Tehran’s streets were flooded this weekend as Iran staged a dayslong show of grief for the late Supreme Leader Ayatollah Ali Khamenei, whose death in February has reshaped the region’s balance of power. State media and eyewitnesses report the government expected millions to turn out for the ceremonies as officials moved quickly to turn tragedy into a demonstration of regime strength. This spectacle is not spontaneous mourning so much as a calculated theater of power meant to reassure allies and intimidate enemies.
Video from the Mosalla complex makes clear the mood the regime wanted: massive crowds, chest-beating ritual and thunderous anti-American and anti-Israel chants filling the air. Those “Death to America” shouts are not ancient rhetoric muted by time — they remain the rallying cry of a theocratic regime that still prioritizes export of revolution over the lives of its people. Any American who is paying attention should hear that message as a direct threat to our interests and to regional stability.

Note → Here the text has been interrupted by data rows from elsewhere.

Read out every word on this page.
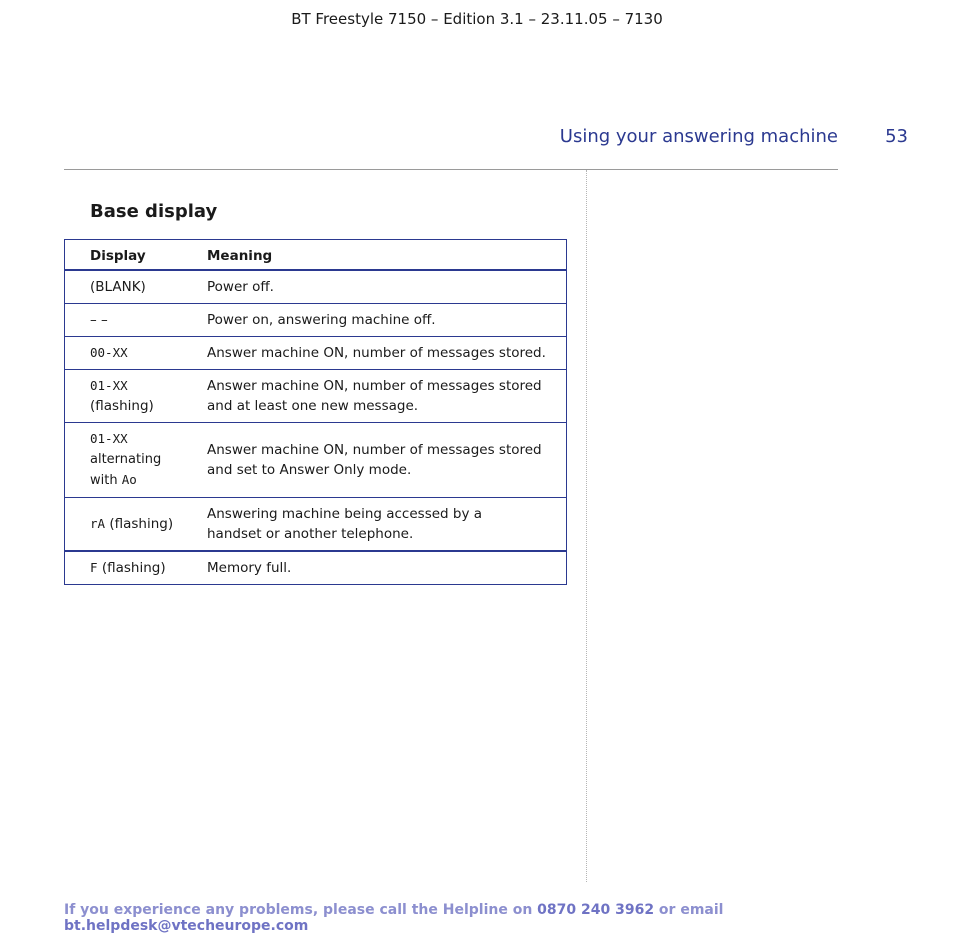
BT Freestyle 7150 – Edition 3.1 – 23.11.05 – 7130
Using your answering machine	53
Base display
Display	Meaning
(BLANK)	Power off.
– –	Power on, answering machine off.
00-XX	Answer machine ON, number of messages stored.
01-XX (flashing)	Answer machine ON, number of messages stored and at least one new message.
01-XX alternating with Ao	Answer machine ON, number of messages stored and set to Answer Only mode.
rA (flashing)	Answering machine being accessed by a
handset or another telephone.
F (flashing)	Memory full.
If you experience any problems, please call the Helpline on 0870 240 3962 or email bt.helpdesk@vtecheurope.com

Iran’s leaders chose to begin the main funeral ceremonies on July 4, a date that will not have been lost on anyone watching from abroad, and certainly not on their domestic audience. That scheduling was a propaganda twofer: boost regime morale at home while rubbings shoulders with global antagonists on a day when the United States marks its freedom. The timing underlines what conservatives have been warning for years — the regime remains committed to antagonism, not conciliation.
Washington quietly agreed to pause talks with Tehran for the funeral period, a pragmatic move but also a reminder that diplomacy with a regime that stages mass displays of hatred has to be handled with eyes open. We should not mistake pauses for progress; negotiating with theocratic rulers who incite violence risks rewarding the very behavior that endangers Americans and our allies. If diplomacy is to be pursued, it must be backed by unmistakable strength and clear consequences, not empty gestures.
Observers have warned about the practical human costs of such massive state-organized gatherings, and grim contingency plans reportedly prepared by municipal authorities underscore the danger of trampling truth beneath propaganda. Iran has a recent and tragic history of stampedes and crowd crushes at funerals, and officials’ counting of “millions” should be viewed through the lens of a regime that routinely inflates turnout for political theater. The cynical use of mourning as a tool of power reveals a leadership that puts optics over ordinary citizens’ safety.
As Iran attempts to consolidate a successor and project unity, Americans must be sober about what that means for the Middle East and for U.S. interests. Theocratic regimes don’t reform because foreign newspapers call for it; they change when their incentives change, and that requires a foreign policy rooted in strength, clear-eyed alliances, and the willingness to defend American interests abroad. We should honor our troops and stand firm for peace through strength rather than hope that parades of hatred will suddenly become gestures of goodwill.
This spectacle in Tehran is a clarifying moment: it shows the regime’s priorities and exposes the hollowness of any naive optimism about its intentions. Patriots who love liberty and the rule of law should demand a policy that protects American families, backs our partners, and refuses to be bullied by posturing. Let the leaders in Washington take note — America’s security cannot be entrusted to wishful thinking while adversaries celebrate our supposed downfall.